After demolishing Breckinridge's position touching the alleged Unconstitutionality of the measure, and characterizing his other utterances as "reproof, malediction, and prediction combined," the Patriot from the Far-West turned with rising voice and flashing eye upon the gloomy Kentuckian:
"I would ask him," said he, "what would you have us do now—a Confederate Army within twenty miles of us, advancing, or threatening to advance, to overwhelm your Government; to shake the pillars of the Union, to bring it around your head, if you stay here, in ruins? Are we to stop and talk about an uprising sentiment in the North against the War? Are we to predict evil, and retire from what we predict? Is it not the manly part to go on as we have begun, to raise money, and levy Armies, to organize them, to prepare to advance; when we do advance, to regulate that advance by all the laws and regulations that civilization and humanity will allow in time of battle? Can we do anything more? To talk to us about stopping, is idle; we will never stop. Will the Senator yield to Rebellion? Will he shrink from armed Insurrection? Will his State justify it? Will its better public opinion allow it? Shall we send a flag of Truce? What would he have? Or would he conduct this War so feebly, that the whole World would smile at us in derision?"
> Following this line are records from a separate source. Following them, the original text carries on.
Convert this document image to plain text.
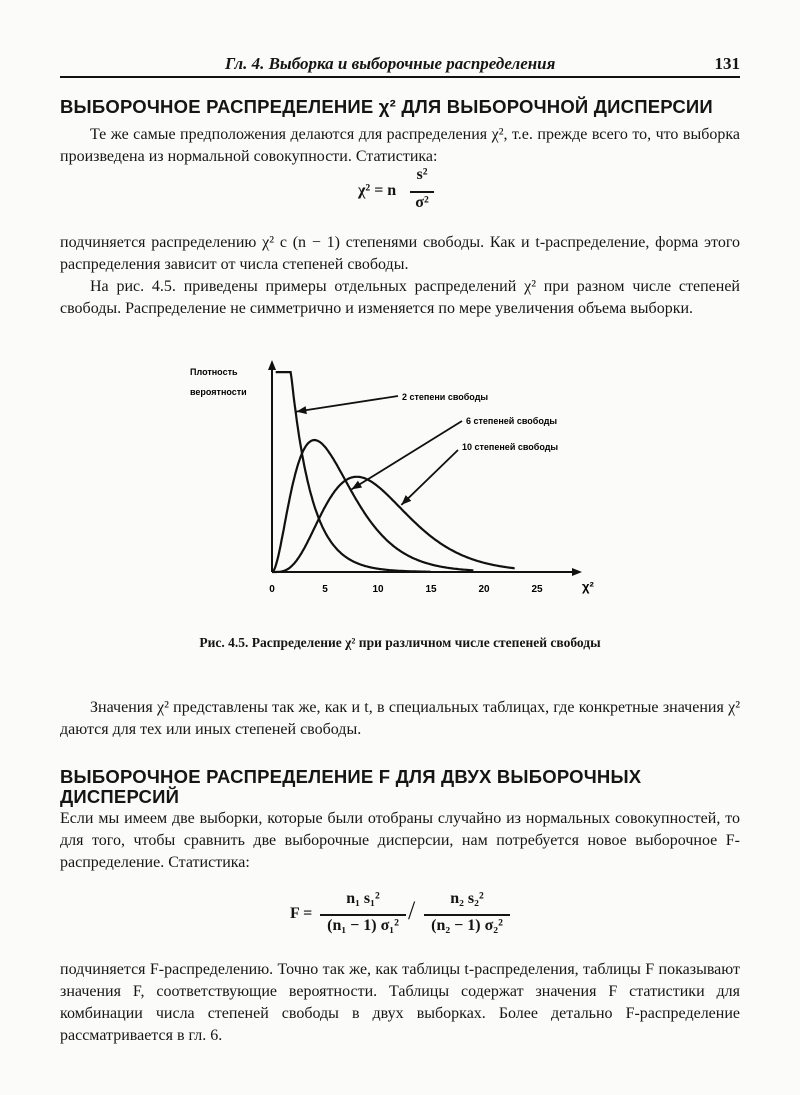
Гл. 4. Выборка и выборочные распределения	131
ВЫБОРОЧНОЕ РАСПРЕДЕЛЕНИЕ χ² ДЛЯ ВЫБОРОЧНОЙ ДИСПЕРСИИ
Те же самые предположения делаются для распределения χ², т.е. прежде всего то, что выборка произведена из нормальной совокупности. Статистика:
χ² = n
s²
σ²
подчиняется распределению χ² с (n − 1) степенями свободы. Как и t-распределение, форма этого распределения зависит от числа степеней свободы.
На рис. 4.5. приведены примеры отдельных распределений χ² при разном числе степеней свободы. Распределение не симметрично и изменяется по мере увеличения объема выборки.
Плотность
вероятности
χ²
0	5	10	15	20	25
2 степени свободы
6 степеней свободы
10 степеней свободы
Рис. 4.5. Распределение χ² при различном числе степеней свободы
Значения χ² представлены так же, как и t, в специальных таблицах, где конкретные значения χ² даются для тех или иных степеней свободы.
ВЫБОРОЧНОЕ РАСПРЕДЕЛЕНИЕ F ДЛЯ ДВУХ ВЫБОРОЧНЫХ
ДИСПЕРСИЙ
Если мы имеем две выборки, которые были отобраны случайно из нормальных совокупностей, то для того, чтобы сравнить две выборочные дисперсии, нам потребуется новое выборочное F-распределение. Статистика:
F =
n₁ s₁²
(n₁ − 1) σ₁²
/	n₂ s₂²
(n₂ − 1) σ₂²
подчиняется F-распределению. Точно так же, как таблицы t-распределения, таблицы F показывают значения F, соответствующие вероятности. Таблицы содержат значения F статистики для комбинации числа степеней свободы в двух выборках. Более детально F-распределение рассматривается в гл. 6.
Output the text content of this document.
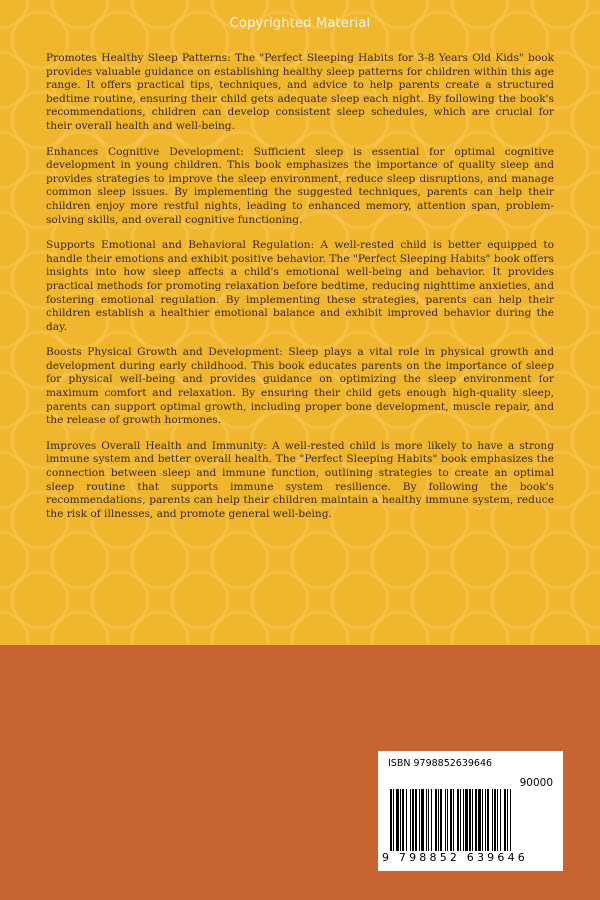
Copyrighted Material

Promotes Healthy Sleep Patterns: The "Perfect Sleeping Habits for 3-8 Years Old Kids" book provides valuable guidance on establishing healthy sleep patterns for children within this age range. It offers practical tips, techniques, and advice to help parents create a structured bedtime routine, ensuring their child gets adequate sleep each night. By following the book's recommendations, children can develop consistent sleep schedules, which are crucial for their overall health and well-being.

Enhances Cognitive Development: Sufficient sleep is essential for optimal cognitive development in young children. This book emphasizes the importance of quality sleep and provides strategies to improve the sleep environment, reduce sleep disruptions, and manage common sleep issues. By implementing the suggested techniques, parents can help their children enjoy more restful nights, leading to enhanced memory, attention span, problem-solving skills, and overall cognitive functioning.

Supports Emotional and Behavioral Regulation: A well-rested child is better equipped to handle their emotions and exhibit positive behavior. The "Perfect Sleeping Habits" book offers insights into how sleep affects a child's emotional well-being and behavior. It provides practical methods for promoting relaxation before bedtime, reducing nighttime anxieties, and fostering emotional regulation. By implementing these strategies, parents can help their children establish a healthier emotional balance and exhibit improved behavior during the day.

Boosts Physical Growth and Development: Sleep plays a vital role in physical growth and development during early childhood. This book educates parents on the importance of sleep for physical well-being and provides guidance on optimizing the sleep environment for maximum comfort and relaxation. By ensuring their child gets enough high-quality sleep, parents can support optimal growth, including proper bone development, muscle repair, and the release of growth hormones.

Improves Overall Health and Immunity: A well-rested child is more likely to have a strong immune system and better overall health. The "Perfect Sleeping Habits" book emphasizes the connection between sleep and immune function, outlining strategies to create an optimal sleep routine that supports immune system resilience. By following the book's recommendations, parents can help their children maintain a healthy immune system, reduce the risk of illnesses, and promote general well-being.

ISBN 9798852639646
90000
9 798852 639646
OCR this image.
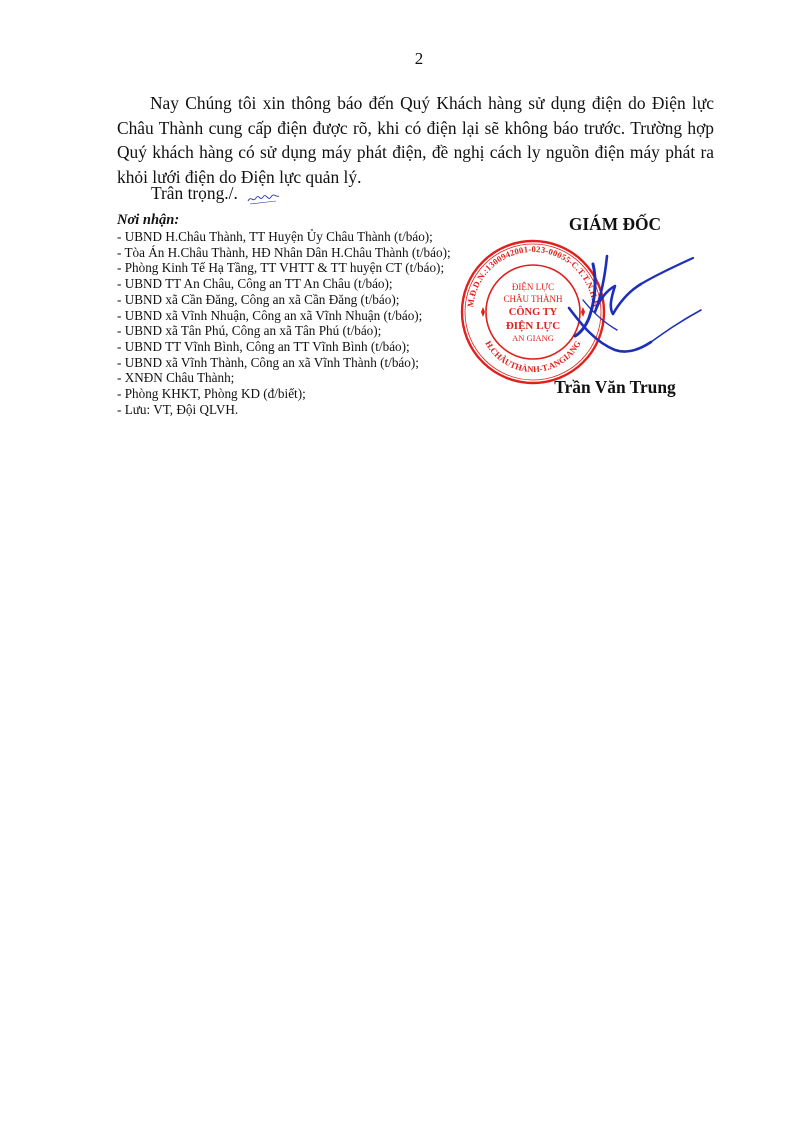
2

Nay Chúng tôi xin thông báo đến Quý Khách hàng sử dụng điện do Điện lực Châu Thành cung cấp điện được rõ, khi có điện lại sẽ không báo trước. Trường hợp Quý khách hàng có sử dụng máy phát điện, đề nghị cách ly nguồn điện máy phát ra khỏi lưới điện do Điện lực quản lý.

Trân trọng./.
Nơi nhận:
- UBND H.Châu Thành, TT Huyện Ủy Châu Thành (t/báo);
- Tòa Án H.Châu Thành, HĐ Nhân Dân H.Châu Thành (t/báo);
- Phòng Kinh Tế Hạ Tầng, TT VHTT & TT huyện CT (t/báo);
- UBND TT An Châu, Công an TT An Châu (t/báo);
- UBND xã Cần Đăng, Công an xã Cần Đăng (t/báo);
- UBND xã Vĩnh Nhuận, Công an xã Vĩnh Nhuận (t/báo);
- UBND xã Tân Phú, Công an xã Tân Phú (t/báo);
- UBND TT Vĩnh Bình, Công an TT Vĩnh Bình (t/báo);
- UBND xã Vĩnh Thành, Công an xã Vĩnh Thành (t/báo);
- XNĐN Châu Thành;
- Phòng KHKT, Phòng KD (đ/biết);
- Lưu: VT, Đội QLVH.
GIÁM ĐỐC
M.Đ.D.N.:1300942001-023-00055-C.T.T.N.H.H
H.CHÂUTHÀNH-T.ANGIANG
ĐIỆN LỰC
CHÂU THÀNH
CÔNG TY
ĐIỆN LỰC
AN GIANG
Trần Văn Trung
And then cried the orator-his voice rising to a higher key, penetrating, yet musical as the blast from a silver trumpet: "What would he have? These speeches of his, sown broadcast over the Land, what clear distinct meaning have they? Are they not intended for disorganization in our very midst? Are they not intended to dull our weapons? Are they not intended to destroy our zeal? Are they not intended to animate our enemies? Sir, are they not words of brilliant, polished Treason, even in the very Capitol of the Nation?
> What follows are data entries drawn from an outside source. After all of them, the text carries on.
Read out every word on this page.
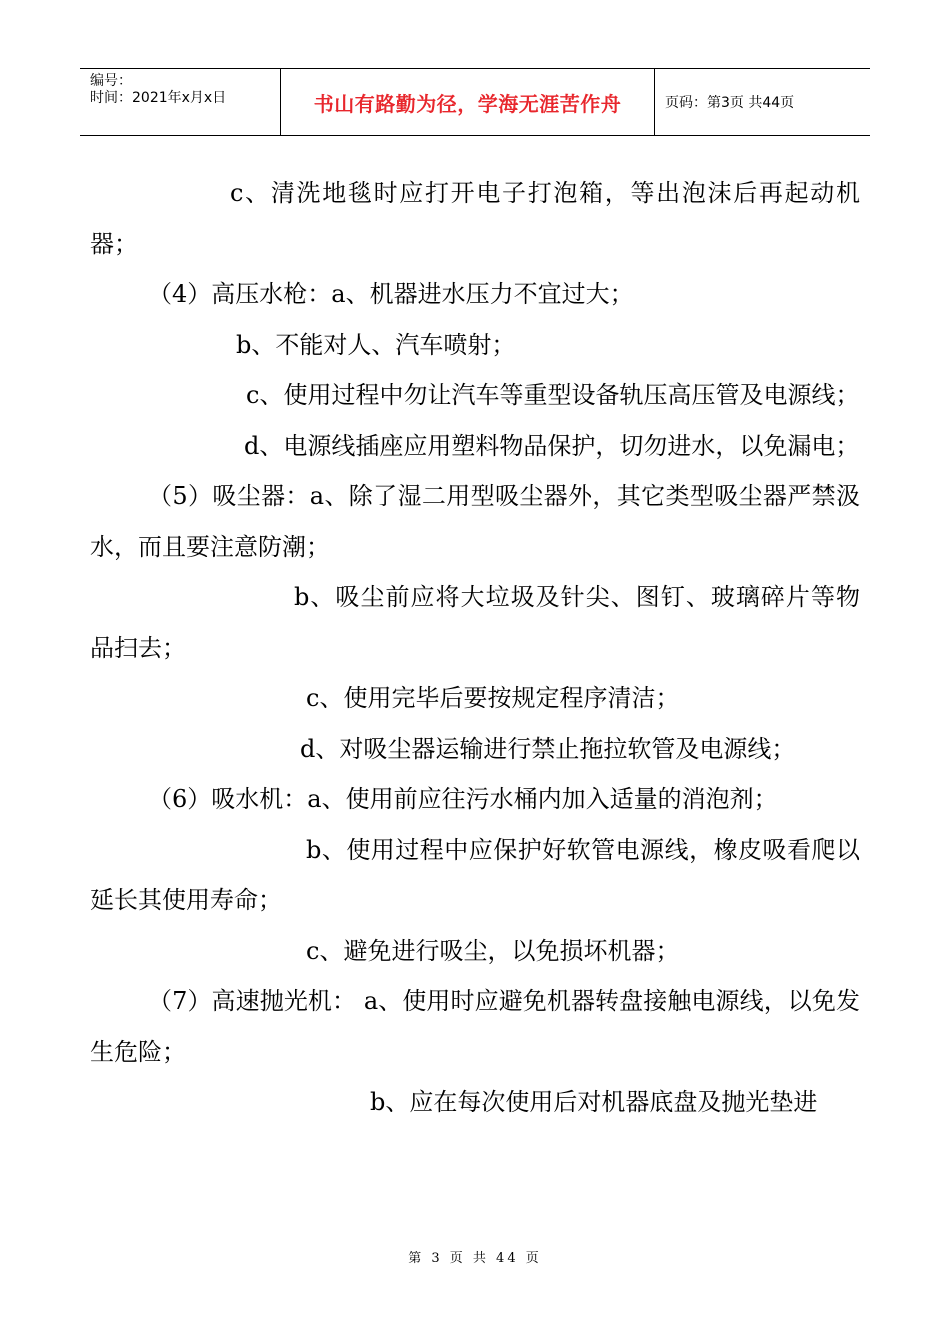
编号：
时间：2021年x月x日	书山有路勤为径，学海无涯苦作舟	页码：第3页 共44页

c、清洗地毯时应打开电子打泡箱，等出泡沫后再起动机器；

（4）高压水枪：a、机器进水压力不宜过大；

b、不能对人、汽车喷射；

c、使用过程中勿让汽车等重型设备轨压高压管及电源线；

d、电源线插座应用塑料物品保护，切勿进水，以免漏电；

（5）吸尘器：a、除了湿二用型吸尘器外，其它类型吸尘器严禁汲水，而且要注意防潮；

b、吸尘前应将大垃圾及针尖、图钉、玻璃碎片等物品扫去；

c、使用完毕后要按规定程序清洁；

d、对吸尘器运输进行禁止拖拉软管及电源线；

（6）吸水机：a、使用前应往污水桶内加入适量的消泡剂；

b、使用过程中应保护好软管电源线，橡皮吸看爬以延长其使用寿命；

c、避免进行吸尘，以免损坏机器；

（7）高速抛光机： a、使用时应避免机器转盘接触电源线，以免发生危险；

b、应在每次使用后对机器底盘及抛光垫进

第 3 页 共 44 页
"What would have been thought, if, in another Capitol, in another Republic, in a yet more martial age, a Senator as grave, not more eloquent or dignified than the Senator from Kentucky, yet with the Roman purple flowing over his shoulder, had risen in his place, surrounded by all the illustrations of Roman glory, and declared that the cause of advancing Hannibal was just, and that Carthage ought to be dealt with in terms of peace? What would have been thought if, after the battle of Cannae, a Senator there had risen in his place and denounced every levy of the Roman People, every expenditure of its treasure, and every appeal to the old recollections and the old glories?"
The speaker paused. The sudden and intent silence was broken by another voice: "He would have been hurled from the Tarpeian rock."
"Sir," continued the soldier-orator, "a Senator, himself learned far more than myself in such lore, [Mr. Fessenden,] tells me, in a voice that I am glad is audible, that he would have been hurled from the Tarpeian Rock! It is a grand commentary upon the American Constitution that we permit these words [Senator Breckinridge's] to be uttered.
"I ask the Senator to recollect, too, what, save to send aid and comfort to the Enemy, do these predictions of his amount to? Every word thus uttered falls as a note of inspiration upon every Confederate ear. Every sound thus uttered is a word, (and, falling from his lips, a mighty word) of kindling and triumph to a Foe that determines to advance.